Timeframe: 2020 – 2022
Goal: Model development
Principal Investigator: Nabeel Bardeesy, PhD
Study overview: While multiple FLC models have recently been developed, additional model development remains a priority for the FLC community. This effort aimed to develop multiple different FLC models as resources for the FLC research fibrolamellar cancer research community, collaborating with the Fibrolamellar Cancer Biobank established at Massachusetts General Hospital. Specimens from the biobank were used to attempt to create a series of transplant human FLC tumors grown in immune-deficient mice (patient-derived xenograft [PDX] models), three-dimensional cell culture models (3D tumor organoids), and cell lines in partnership with the Broad Institute.

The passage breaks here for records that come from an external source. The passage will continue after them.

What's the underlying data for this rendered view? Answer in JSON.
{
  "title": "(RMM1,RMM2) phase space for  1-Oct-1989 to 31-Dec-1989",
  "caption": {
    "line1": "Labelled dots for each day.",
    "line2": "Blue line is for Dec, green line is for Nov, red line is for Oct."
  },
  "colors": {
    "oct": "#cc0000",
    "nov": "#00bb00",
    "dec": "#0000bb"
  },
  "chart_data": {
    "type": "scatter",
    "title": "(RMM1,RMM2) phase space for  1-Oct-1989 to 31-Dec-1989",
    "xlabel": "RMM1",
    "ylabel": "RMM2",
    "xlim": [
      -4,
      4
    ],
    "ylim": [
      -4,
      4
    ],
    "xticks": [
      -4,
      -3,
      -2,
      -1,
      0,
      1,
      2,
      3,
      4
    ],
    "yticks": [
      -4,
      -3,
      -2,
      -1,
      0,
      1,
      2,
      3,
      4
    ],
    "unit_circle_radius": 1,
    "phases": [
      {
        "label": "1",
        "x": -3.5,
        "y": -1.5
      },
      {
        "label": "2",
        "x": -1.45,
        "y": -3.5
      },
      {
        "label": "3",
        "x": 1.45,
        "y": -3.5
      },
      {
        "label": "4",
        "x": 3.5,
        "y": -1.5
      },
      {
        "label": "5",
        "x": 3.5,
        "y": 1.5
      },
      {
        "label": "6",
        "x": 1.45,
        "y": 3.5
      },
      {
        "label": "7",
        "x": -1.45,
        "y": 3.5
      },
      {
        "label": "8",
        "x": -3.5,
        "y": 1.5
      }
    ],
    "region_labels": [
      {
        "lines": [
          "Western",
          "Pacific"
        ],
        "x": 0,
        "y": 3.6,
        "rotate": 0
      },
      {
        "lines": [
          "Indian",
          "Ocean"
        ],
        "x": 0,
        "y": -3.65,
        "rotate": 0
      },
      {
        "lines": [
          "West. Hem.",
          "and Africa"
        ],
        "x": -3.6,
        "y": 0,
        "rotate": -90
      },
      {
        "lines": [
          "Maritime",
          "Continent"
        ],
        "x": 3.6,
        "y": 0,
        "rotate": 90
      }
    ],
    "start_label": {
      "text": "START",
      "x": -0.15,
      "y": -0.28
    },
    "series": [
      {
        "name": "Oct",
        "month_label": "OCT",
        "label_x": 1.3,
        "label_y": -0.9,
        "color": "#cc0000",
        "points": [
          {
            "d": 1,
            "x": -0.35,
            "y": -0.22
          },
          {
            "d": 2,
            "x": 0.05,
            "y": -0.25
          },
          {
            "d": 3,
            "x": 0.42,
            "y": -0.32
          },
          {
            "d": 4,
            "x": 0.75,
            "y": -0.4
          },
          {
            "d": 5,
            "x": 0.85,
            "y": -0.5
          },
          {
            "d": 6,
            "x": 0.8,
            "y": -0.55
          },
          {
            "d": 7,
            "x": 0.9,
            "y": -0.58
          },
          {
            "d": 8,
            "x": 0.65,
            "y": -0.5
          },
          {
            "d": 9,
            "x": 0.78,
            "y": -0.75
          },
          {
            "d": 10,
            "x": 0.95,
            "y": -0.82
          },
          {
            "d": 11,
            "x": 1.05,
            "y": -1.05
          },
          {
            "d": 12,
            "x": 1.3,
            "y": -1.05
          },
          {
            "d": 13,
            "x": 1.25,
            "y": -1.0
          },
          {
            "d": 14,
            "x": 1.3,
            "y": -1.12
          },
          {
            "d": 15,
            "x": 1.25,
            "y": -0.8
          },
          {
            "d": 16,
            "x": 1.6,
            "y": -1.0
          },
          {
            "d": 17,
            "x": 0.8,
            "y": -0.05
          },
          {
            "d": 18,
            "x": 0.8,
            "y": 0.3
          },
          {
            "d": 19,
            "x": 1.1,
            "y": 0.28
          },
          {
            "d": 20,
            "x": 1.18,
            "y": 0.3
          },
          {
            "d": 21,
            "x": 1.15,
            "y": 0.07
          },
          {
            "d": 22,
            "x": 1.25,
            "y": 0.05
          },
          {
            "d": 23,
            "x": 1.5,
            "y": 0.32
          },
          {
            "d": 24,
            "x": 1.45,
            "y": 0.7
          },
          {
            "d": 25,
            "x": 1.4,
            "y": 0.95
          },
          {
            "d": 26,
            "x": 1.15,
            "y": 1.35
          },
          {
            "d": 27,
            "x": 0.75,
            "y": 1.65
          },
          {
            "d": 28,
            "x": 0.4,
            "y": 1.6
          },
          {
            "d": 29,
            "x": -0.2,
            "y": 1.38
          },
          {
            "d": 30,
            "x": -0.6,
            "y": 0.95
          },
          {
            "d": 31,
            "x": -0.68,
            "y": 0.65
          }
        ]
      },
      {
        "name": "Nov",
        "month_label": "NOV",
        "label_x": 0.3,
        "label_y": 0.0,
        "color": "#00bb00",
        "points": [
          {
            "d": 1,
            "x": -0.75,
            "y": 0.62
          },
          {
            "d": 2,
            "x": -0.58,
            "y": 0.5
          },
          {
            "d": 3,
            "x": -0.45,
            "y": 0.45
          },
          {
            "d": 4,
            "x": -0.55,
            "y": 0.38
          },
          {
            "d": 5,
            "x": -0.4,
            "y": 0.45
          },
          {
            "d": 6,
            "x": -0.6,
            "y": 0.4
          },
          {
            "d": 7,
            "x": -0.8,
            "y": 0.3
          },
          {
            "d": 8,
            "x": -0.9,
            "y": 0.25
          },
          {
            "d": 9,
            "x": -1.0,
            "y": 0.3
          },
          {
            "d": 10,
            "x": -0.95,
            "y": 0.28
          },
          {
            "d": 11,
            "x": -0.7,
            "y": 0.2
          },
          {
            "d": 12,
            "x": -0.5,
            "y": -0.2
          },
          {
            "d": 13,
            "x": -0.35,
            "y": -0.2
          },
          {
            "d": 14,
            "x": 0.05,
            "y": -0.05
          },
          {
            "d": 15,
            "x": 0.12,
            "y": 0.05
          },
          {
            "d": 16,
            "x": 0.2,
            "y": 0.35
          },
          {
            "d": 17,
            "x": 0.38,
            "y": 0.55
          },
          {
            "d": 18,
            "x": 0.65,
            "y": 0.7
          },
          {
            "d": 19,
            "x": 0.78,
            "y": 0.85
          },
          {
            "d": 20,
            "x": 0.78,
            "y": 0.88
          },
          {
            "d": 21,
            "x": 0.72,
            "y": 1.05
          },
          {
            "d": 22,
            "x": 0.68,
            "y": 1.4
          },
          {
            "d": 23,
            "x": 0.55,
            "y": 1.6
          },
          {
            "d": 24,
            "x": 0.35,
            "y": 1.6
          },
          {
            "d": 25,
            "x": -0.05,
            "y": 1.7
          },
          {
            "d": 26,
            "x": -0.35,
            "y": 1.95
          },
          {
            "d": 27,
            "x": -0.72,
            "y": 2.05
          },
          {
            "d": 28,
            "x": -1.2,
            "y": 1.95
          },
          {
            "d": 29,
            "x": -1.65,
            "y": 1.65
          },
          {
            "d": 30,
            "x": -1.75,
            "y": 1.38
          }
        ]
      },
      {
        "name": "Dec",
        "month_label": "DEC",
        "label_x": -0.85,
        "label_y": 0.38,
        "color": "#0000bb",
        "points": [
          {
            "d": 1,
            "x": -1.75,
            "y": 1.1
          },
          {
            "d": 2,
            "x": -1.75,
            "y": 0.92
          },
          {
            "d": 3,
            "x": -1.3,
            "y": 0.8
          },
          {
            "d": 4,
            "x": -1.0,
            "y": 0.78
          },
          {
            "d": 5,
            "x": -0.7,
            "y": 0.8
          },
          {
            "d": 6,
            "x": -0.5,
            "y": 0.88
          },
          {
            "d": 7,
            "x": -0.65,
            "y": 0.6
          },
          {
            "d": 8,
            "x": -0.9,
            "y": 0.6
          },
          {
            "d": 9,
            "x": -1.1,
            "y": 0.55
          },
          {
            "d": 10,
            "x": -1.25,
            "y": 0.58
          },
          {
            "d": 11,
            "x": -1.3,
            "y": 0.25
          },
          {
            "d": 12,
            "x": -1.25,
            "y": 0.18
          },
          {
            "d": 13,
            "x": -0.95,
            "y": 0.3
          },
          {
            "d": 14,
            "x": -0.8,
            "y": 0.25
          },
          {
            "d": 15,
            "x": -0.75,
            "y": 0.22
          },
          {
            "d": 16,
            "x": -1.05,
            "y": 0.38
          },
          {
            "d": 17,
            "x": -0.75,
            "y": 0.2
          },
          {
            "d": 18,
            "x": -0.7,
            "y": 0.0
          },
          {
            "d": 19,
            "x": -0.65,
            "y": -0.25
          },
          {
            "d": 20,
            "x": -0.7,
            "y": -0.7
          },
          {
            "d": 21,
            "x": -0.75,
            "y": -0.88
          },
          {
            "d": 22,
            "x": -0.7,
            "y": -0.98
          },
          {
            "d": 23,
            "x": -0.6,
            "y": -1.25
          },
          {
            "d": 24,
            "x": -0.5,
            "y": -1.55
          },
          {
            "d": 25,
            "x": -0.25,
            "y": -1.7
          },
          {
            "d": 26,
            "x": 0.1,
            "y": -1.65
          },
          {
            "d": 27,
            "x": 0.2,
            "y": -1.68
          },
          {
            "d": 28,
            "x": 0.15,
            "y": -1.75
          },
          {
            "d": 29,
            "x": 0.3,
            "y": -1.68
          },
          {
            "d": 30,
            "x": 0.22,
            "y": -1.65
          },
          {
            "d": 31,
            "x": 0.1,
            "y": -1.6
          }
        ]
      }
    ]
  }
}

Together with collaborators at the Broad Institute and throughout the FCF research network, the study team hoped to harness these newly developed models to identify genetic dependencies of the disease, better understand the molecular mechanisms underlying FLC formation and growth, and ultimately will set the stage for the development of new therapeutics.
Key Findings: Through this effort, the investigators successfully developed a new cell line model (FLX1) derived from a previously-established PDX model. The investigators reported high level of fusion protein expression in that FLX1 cell line and were able to successfully propagate it in lab as a functional cell line.
During the effort, organoids and patient derived 3D cultures proved more difficult to establish. In all, 28 patient tissue samples were received by the study team from the FCF biobank and other sources to drive PDX, cell line and organoid model development attempts. While 3 PDX models engrafted to a size allowing re-implantation and expansion, all were eventually lost to contamination, murine lymphoma or lack of fusion detection. A second established cell line (FLX2) had a histopathology more like HCC instead of FLC. For 3-dimensional organoids, growth in many attempts was good initially, but senesce (age deterioration) occurred after a limited number of passages in all cases, preventing the establishment of a useful model.
The successfully established FLX1 model has already been used by the study team to make significant advances in understanding the networks mediated by fusion signaling. Studies by Dr. Bardeesy using FLX1 have revealed that that DNAJ-PKAc inactivates three related protein kinases, the Salt-Inducible Kinases (SIKs), which in turn leads to the mitochondrial abnormalities observed in FLC. Currently, Dr. Bardeesy is exploring specifically how that DNAJ-PKAc/SIK pathway controls mitochondrial function and how the mitochondrial abnormalities contribute to cancerous growth in FLC.
Efforts are also underway to make this new FLX1 cell line broadly accessible to the research community as a research tool.